Born in Sydney in 1975 Vanessa Stockard spent her formative years in a small country town in the Mid North Coast of New South Wales. At 12 she returned to Sydney as a boarder at Abbotsleigh. After graduating from the College of Fine Arts (COFA) Sydney in 1998 with a BFA, Stockard joined the avant-garde art scene in the bohemian village of Glebe.
Twenty years of introspection and experimentation, ranging over a number of media, have forged Vanessa’s style and vulcanised her craft, enabling her to reveal complex misdemeanours, while simultaneously demanding the viewer’s self-reflection. She deals with isolation and sadness with intimate care and attention.
Vanessa is unhindered by failure, always continuing the discovery of things previously unseen, revealing work that is fresh, unlaboured and penetrating. The deceptive everyday nature of her subject matter belies hidden depths of relationship, feeling and emotion. One could describe her process as absence of thought, a freedom of construct, not unlike the stream of consciousness associated with authors such as Hemmingway and Thomas Wolfe.
If light and shade were students, she would be their master. This skill, combined with a naturally deft hand and a determined use of perspective, imbue her subjects with gravitas. The artist refers to set design elements that often alter and morph as her piece progresses. She has said she feels grounded from her ability to draw from the benign surrounds of familiar life, infusing these images with a meaning that yields a meditative satisfaction.

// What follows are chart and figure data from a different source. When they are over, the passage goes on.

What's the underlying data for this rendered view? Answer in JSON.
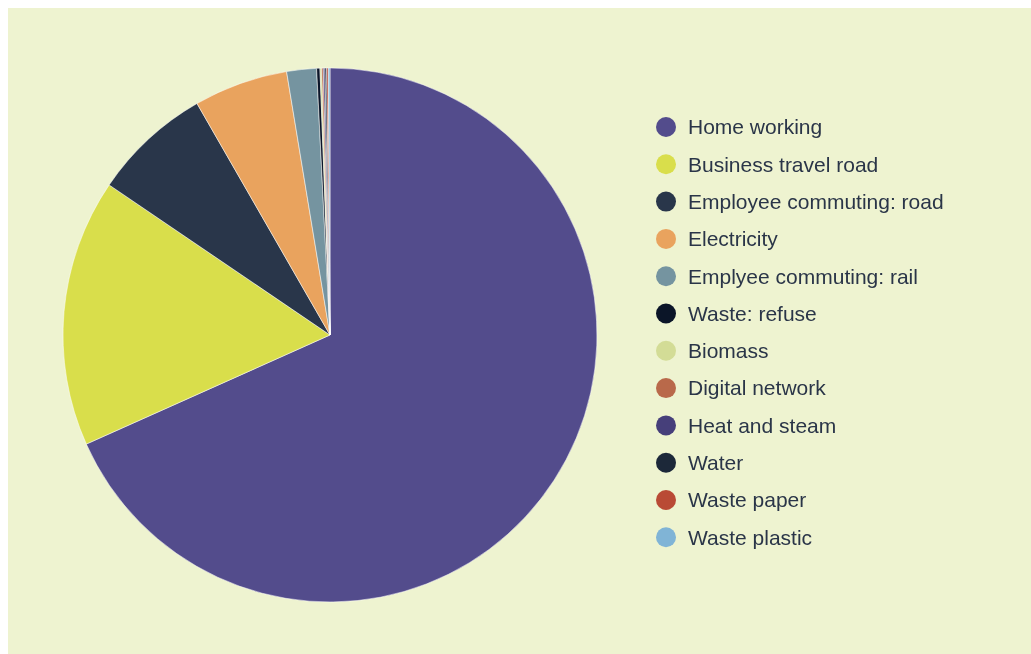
{
  "chart_data": {
    "type": "pie",
    "categories": [
      "Home working",
      "Business travel road",
      "Employee commuting: road",
      "Electricity",
      "Emplyee commuting: rail",
      "Waste: refuse",
      "Biomass",
      "Digital network",
      "Heat and steam",
      "Water",
      "Waste paper",
      "Waste plastic"
    ],
    "values": [
      68.3,
      16.2,
      7.2,
      5.7,
      1.8,
      0.2,
      0.1,
      0.1,
      0.1,
      0.1,
      0.1,
      0.1
    ],
    "colors": [
      "#534c8c",
      "#d9de4b",
      "#29364a",
      "#e9a35e",
      "#7594a0",
      "#0b1528",
      "#d3dc96",
      "#b9694a",
      "#463f7a",
      "#1c2839",
      "#b94a35",
      "#80b4d6"
    ],
    "legend": "right"
  }
}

Stockard’s oeuvre features many pieces developed without any direct visual reference but rather from memory, often incorporating domestic pets such as cats and dogs. Juxtaposing the anthropomorphic nature these animals are given by our society, she infuses the personification of virtue and vice into the everyday canine and feline status quo of our pets. Cats with their fluffy comical exteriors glint with an instinctive urge to kill and cruelly torment their prey, dogs with their providence of happiness, loyalty and friendship are flung back onto Churchill’s menacing metaphor for depression.
The Kafkaesque mindset behind such works is reminiscent of the existentialist authors like Sartre and Camus. Absurdism appears with cake imagery and its relation to a childlike nostalgia for happiness which may never be real, but rather imaginary, unattainable and unachievable. It’s been said “pain is inexhaustible, it’s only people who get exhausted…”

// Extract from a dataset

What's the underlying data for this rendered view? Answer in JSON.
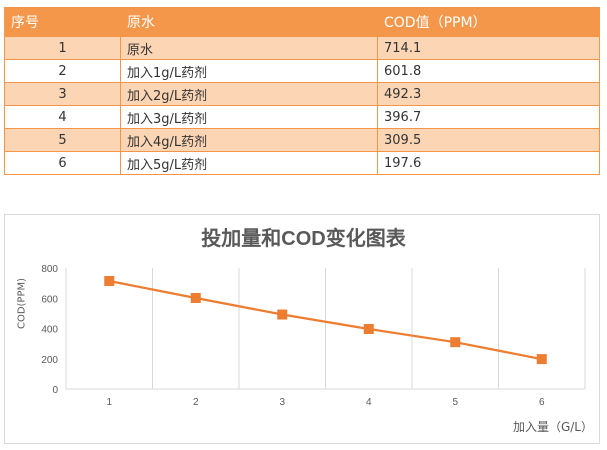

One can never “have it all”, to be both the artist and patron. To intrinsically understand those things around us that others overlook is what we want from our artists, our creatives. They give voice to the profound mystery of the world around us, surrounded as we are with consumerism, pointless greed, deceit and dissatisfaction. There’s no pretension here in these paintings, just spontaneous insight and beauty. Some art is said to speak volumes, but these works are more like innocent and delicate poems, whispering untold truths with an economy of words.